AutorGabriella Campbell el 11 de octubre de 2013 en Divulgación

Tu Er Shen

Como muchos sabréis, otra mitología repleta de belleza y de historias curiosas es la china. Sus leyendas están llenas de afecto por lo maravilloso: por la magia, los hechizos, las pociones y las criaturas extraordinarias. Es difícil elegir en un fondo tan inmenso de textos, pero una de las historias que me ha resultado más llamativa ha sido la de Tu Er Shen, el dios conejo, la divinidad que protege y ayuda a los hombres homosexuales.

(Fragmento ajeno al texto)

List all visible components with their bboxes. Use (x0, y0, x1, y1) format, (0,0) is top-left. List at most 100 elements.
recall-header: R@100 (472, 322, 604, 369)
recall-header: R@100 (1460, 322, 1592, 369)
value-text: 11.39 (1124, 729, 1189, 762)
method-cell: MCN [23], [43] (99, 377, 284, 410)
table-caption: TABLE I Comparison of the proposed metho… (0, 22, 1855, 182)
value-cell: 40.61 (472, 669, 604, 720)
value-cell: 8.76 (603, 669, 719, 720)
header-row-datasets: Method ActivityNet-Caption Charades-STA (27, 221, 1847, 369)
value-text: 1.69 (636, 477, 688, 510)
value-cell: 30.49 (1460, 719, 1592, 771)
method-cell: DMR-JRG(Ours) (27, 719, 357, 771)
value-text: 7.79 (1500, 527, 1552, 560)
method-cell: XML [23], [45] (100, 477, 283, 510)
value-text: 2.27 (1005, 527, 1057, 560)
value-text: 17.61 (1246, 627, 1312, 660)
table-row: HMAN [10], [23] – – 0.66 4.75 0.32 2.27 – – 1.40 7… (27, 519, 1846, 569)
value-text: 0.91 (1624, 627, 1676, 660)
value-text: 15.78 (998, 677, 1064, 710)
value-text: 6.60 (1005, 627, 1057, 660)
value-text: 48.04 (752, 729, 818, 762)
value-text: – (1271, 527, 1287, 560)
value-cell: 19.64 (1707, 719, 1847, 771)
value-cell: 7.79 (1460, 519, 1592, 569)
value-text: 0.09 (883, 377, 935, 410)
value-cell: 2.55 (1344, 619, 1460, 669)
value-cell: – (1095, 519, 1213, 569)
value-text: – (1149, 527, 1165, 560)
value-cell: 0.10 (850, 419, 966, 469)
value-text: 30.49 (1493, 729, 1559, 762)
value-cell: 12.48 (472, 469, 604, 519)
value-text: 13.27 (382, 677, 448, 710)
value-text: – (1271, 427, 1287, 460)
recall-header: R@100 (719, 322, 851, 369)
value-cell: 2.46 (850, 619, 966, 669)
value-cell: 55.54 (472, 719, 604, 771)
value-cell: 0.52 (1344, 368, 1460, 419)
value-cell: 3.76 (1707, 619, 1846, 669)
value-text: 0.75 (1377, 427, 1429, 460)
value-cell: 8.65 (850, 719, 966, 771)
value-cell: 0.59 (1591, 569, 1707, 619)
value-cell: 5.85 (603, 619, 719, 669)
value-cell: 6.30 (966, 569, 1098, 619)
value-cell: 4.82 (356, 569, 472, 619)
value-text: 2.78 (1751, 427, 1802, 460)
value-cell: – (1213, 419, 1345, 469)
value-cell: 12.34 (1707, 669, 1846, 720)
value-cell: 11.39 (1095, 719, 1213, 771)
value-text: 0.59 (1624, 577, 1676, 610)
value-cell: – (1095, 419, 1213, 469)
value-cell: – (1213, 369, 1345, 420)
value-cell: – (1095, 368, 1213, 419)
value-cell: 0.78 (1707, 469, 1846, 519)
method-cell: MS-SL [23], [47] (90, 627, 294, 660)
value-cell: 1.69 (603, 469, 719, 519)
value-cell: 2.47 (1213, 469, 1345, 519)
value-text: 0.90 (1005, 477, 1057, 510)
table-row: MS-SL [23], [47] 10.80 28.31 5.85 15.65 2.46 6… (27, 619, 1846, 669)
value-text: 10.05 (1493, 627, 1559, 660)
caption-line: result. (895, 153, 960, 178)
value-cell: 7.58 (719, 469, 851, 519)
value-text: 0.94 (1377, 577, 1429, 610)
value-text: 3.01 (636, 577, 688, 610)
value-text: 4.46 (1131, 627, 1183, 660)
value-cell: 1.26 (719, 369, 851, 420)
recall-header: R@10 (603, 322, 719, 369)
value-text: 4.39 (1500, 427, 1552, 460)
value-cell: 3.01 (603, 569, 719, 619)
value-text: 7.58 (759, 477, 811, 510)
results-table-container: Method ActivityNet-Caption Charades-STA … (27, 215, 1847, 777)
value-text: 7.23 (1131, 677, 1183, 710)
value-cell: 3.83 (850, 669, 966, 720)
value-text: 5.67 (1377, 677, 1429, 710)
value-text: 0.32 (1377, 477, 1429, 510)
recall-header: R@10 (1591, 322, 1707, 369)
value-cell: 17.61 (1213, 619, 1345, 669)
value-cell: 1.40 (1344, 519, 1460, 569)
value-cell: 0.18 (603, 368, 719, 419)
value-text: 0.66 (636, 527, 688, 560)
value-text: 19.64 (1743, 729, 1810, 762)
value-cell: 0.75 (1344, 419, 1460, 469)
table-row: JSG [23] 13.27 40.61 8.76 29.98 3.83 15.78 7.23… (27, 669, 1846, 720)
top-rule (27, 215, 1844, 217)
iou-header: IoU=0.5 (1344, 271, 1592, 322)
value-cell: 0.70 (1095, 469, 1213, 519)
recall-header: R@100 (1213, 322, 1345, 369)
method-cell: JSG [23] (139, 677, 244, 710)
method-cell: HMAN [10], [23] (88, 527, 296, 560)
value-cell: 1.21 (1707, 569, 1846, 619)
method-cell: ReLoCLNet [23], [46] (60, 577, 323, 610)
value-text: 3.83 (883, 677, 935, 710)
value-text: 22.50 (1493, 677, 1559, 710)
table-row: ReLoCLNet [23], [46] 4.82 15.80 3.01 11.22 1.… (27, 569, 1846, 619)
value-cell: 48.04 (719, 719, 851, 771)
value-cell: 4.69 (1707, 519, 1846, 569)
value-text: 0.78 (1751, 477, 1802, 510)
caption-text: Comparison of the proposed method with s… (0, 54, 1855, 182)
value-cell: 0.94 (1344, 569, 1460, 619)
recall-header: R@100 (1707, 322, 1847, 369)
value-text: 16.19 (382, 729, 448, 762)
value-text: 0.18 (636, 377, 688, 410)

Tu Er Shen era, en principio, un hombre mortal, llamado Hu Tianbao. Se enamoró con locura de un magistrado local, que era guapo e inteligente, y lo seguía allí donde iba. Finalmente, lo pillaron espiando al magistrado mientras este estaba desnudo (o haciendo sus necesidades, la información que he encontrado es confusa en este aspecto). El magistrado montó en cólera e hizo que lo apalearan, hasta que confesó que su crimen se debía al hecho de que estaba enamorado del hermoso funcionario. Esto no hizo sino incrementar la ira del objeto de su afecto, quien ordenó que siguieran apalizándolo hasta su muerte.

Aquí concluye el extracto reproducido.